Knotweed was brought to the United States more than a century ago as an ornamental plant. Its yellow-white spike flowers bloom in late summer and fall, making this time of year the best opportunity to identify it and report infestations.

An up-close view of the flower spikes of Japanese knotweed.

Treating knotweed can be done by carefully hand-trimming the shoots, burning the dried shoots on site and repeating when necessary. Composting is a bad idea, since fragments can root in the compost pile or wherever the compost is spread.

Cutting followed by direct application of herbicide is one of the most effective treatment methods but, even so, repeated treatments are often needed to eradicate a patch of knotweed. As such, it is a priority species for Huron Pines.

“Knotweed is a very tough plant to get rid of so it’s best to stay on top of it and report it,” Bauer said.

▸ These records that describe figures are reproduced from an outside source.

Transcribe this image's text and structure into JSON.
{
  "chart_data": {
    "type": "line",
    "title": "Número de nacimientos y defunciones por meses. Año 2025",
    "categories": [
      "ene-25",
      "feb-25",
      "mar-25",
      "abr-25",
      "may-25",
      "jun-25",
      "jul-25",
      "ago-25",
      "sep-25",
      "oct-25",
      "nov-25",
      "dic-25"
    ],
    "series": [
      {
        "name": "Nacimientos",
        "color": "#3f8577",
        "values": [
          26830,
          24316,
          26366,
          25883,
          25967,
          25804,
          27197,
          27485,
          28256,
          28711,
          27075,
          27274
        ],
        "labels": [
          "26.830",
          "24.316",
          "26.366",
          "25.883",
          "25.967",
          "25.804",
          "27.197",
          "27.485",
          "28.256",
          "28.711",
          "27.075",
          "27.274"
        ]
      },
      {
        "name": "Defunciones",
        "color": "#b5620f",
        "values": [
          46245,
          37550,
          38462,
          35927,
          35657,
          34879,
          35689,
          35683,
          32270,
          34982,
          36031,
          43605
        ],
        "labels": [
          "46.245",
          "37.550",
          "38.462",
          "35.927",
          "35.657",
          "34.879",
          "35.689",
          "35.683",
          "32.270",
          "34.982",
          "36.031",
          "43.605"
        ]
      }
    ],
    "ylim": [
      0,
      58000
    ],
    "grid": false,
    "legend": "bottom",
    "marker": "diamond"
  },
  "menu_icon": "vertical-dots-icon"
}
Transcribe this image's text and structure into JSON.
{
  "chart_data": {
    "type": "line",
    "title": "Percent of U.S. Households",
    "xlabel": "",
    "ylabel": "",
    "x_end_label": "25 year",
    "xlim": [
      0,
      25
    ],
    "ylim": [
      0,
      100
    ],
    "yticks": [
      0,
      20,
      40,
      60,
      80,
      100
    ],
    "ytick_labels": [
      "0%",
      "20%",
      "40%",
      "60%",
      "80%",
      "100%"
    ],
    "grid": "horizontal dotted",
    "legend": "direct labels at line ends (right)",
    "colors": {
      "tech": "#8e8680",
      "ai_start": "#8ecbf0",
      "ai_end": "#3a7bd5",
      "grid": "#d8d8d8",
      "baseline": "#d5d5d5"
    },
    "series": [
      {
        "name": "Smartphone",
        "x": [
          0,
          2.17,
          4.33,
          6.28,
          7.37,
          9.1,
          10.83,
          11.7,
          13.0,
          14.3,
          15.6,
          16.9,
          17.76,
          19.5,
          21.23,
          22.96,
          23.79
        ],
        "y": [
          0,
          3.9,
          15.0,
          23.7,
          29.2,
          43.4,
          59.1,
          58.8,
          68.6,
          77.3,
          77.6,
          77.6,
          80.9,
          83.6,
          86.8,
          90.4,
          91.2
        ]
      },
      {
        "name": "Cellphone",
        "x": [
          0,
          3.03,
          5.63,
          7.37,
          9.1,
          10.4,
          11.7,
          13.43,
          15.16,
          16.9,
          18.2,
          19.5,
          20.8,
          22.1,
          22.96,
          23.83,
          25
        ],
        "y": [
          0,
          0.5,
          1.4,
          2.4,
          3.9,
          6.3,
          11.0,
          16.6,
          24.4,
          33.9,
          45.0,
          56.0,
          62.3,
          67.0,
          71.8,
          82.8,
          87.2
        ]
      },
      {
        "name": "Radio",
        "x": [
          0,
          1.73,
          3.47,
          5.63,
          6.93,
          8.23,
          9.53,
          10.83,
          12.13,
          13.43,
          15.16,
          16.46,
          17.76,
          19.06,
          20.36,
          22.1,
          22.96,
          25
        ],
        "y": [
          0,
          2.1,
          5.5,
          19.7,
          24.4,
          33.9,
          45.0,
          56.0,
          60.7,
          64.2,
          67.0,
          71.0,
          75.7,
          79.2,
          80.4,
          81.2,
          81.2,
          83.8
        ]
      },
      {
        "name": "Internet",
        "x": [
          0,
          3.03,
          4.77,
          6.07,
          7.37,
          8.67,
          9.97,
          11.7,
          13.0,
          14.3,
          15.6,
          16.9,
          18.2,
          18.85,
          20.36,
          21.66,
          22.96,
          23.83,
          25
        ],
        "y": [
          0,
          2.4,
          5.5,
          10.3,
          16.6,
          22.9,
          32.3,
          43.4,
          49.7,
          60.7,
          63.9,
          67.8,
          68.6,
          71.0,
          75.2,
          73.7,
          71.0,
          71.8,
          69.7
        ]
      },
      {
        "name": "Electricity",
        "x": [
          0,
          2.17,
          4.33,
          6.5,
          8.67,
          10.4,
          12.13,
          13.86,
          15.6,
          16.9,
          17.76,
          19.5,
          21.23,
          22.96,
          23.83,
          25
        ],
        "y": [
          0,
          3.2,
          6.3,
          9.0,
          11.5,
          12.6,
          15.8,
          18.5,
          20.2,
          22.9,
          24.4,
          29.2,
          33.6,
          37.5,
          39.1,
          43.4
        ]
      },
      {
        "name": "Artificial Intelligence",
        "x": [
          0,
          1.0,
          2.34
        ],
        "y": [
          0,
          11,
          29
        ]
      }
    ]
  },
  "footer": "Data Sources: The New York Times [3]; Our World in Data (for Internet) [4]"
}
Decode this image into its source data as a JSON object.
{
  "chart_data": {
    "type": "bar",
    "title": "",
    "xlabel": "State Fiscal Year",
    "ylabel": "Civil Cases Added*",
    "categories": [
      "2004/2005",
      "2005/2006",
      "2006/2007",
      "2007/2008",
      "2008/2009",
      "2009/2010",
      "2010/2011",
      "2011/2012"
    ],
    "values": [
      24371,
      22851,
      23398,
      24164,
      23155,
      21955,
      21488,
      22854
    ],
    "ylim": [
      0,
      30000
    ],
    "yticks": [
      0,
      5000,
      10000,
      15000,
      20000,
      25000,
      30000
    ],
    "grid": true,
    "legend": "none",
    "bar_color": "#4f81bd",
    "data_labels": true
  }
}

Reporting can be done through the Midwest Invasive Species Identification Network at misin.msu.edu, an online database Huron Pines uses to prioritize future treatment work.

The Huron Coastal Invasive Species Network is made up of conservation groups, landowners, state and federal agencies that seek to restore native habitat through invasive species education, prevention and management. The Huron Coastal ISN is led by Huron Pines with support from the Michigan Invasive Species Grant Program (Michigan.gov/Invasives).